Lake Atitlan, Take One

In early December, Misha and I finally made our first visit to Lake Atitlan.  It’s one of the most popular tourist attractions in the country and routinely ranked among the world’s most beautiful lakes.  Lago de Atitlan is less than 50 miles from the capital as the crow flies but can take over 4 hours to reach by car due to a combination of traffic and winding, twisting country roads.  It sits in the shadow of three volcanoes and was formed by a supervolcanic eruption some 84,000 years ago.  Eleven little towns, each with their own distinct characteristics, dot the shores of the lake, three of which Misha and I visited on this trip. 

Misha started her lakeside getaway a few days before me as part of an outreach trip for work.  She met with a nonprofit women’s collective that specializes in textile work as a side business to build women’s empowerment, entrepreneurship, and offer support to victims of domestic violence (See their website here).  These collectives are common around the lake and succeeded in selling us many a souvenir.  I made the drive down with Mochi as my navigator.  Navigating here can be tricky; Waze tends to take you through every shortcut, which in the city can take you through some areas we are not allowed to use per the Regional Security Office.  However, Google Maps can sometimes use roads that aren’t exactly roads.  For instance, it can frequently direct to one route that’s colloquially known as the “Bandit Road” (for good reason, apparently).  We’ve been told accidentally taking this “off-limits” route is typical for first timers visiting Lake Atitlan. 

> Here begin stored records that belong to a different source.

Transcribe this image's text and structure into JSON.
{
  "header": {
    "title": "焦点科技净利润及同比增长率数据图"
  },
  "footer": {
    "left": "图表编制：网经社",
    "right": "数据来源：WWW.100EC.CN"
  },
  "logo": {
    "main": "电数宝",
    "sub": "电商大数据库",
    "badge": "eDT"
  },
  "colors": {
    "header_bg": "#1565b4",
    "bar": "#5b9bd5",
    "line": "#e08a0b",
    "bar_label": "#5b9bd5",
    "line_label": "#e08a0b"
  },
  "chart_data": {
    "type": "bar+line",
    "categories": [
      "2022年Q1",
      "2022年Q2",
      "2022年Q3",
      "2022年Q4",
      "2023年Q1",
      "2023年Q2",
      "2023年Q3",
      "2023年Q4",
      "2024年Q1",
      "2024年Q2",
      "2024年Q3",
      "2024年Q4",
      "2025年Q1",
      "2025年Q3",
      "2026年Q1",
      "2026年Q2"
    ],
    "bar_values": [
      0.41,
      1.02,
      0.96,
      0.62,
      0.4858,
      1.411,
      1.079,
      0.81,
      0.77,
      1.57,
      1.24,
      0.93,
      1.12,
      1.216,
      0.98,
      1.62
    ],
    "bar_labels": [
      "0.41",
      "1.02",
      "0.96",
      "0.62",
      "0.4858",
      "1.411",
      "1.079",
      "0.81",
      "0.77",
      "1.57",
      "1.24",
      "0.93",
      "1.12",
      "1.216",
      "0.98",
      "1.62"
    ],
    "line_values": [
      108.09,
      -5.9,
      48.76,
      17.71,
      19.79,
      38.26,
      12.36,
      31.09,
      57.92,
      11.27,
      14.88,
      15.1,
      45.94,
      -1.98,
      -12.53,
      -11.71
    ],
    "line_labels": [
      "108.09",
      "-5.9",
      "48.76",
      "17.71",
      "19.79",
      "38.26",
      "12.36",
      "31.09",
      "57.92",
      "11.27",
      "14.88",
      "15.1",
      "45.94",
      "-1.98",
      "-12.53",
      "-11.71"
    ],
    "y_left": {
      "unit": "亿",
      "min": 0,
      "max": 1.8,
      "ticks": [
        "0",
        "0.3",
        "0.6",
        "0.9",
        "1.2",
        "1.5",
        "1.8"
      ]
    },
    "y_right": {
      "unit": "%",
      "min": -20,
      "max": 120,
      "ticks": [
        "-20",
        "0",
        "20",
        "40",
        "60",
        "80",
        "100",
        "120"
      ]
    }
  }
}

Once at the lake, we stayed at a little hostel right off Calle Santander, the main road, in Panajachel, which is the easiest town to reach by car.  After checking in, we took a lancha, or boat taxi, across the lake to Santiago, the furthest town by boat from Panajachel.  In Santiago, we hired a tuktuk to drive us around and started with one of the women’s collectives Misha visited (El Consorcio de Asociaciones del Municpio de Santiago Atitlan).  The driver then took us to one of his friend’s shops so we could find shirt sizes that might fit a large American male, a difficult task in this part of the world.  Santiago is renowned locally for its worship of Maximon, a Mayan deity known to be a trickster and protector whose legend is believed to have begun during the Spanish conquest of the Maya.  The location of the shrine changes every May, so a local driver will have to escort you if you are interested in visiting.  It is customary to bring Maximon an offering in the form of tobacco or alcohol.  We bought a pack of cigarettes as our offering, lit it up, and placed it in Maximon’s mouth to enjoy!

The following day, we rose early and took another lancha across the lake, this time to San Juan La Laguna.  This town felt particularly hilly, but also had the best view of the lake we experienced on our trip.  We walked up a very steep hill filled with souvenir shops, drank fresh coconut water, and had a simple breakfast overlooking the lake.  Next, it was a vertical struggle up to Mirador Kaqasiiwaan, a lookout point well worth the sweat it takes to reach.  We finished the night at Circus Bar, our second dinner there in three nights.  This restaurant was recommended by several local friends and has easily the best pizza in all of Guatemala, with a great atmosphere to boot. 

All in all, it was a fantastic getaway, worth every minute of the drive and every penny we spent on souvenirs.  Lake Atitlan, Takes Two and Three occurred a few weeks later after visits from friends and family.  Additionally, I will include our stops in Tecpan and Hobbitenango!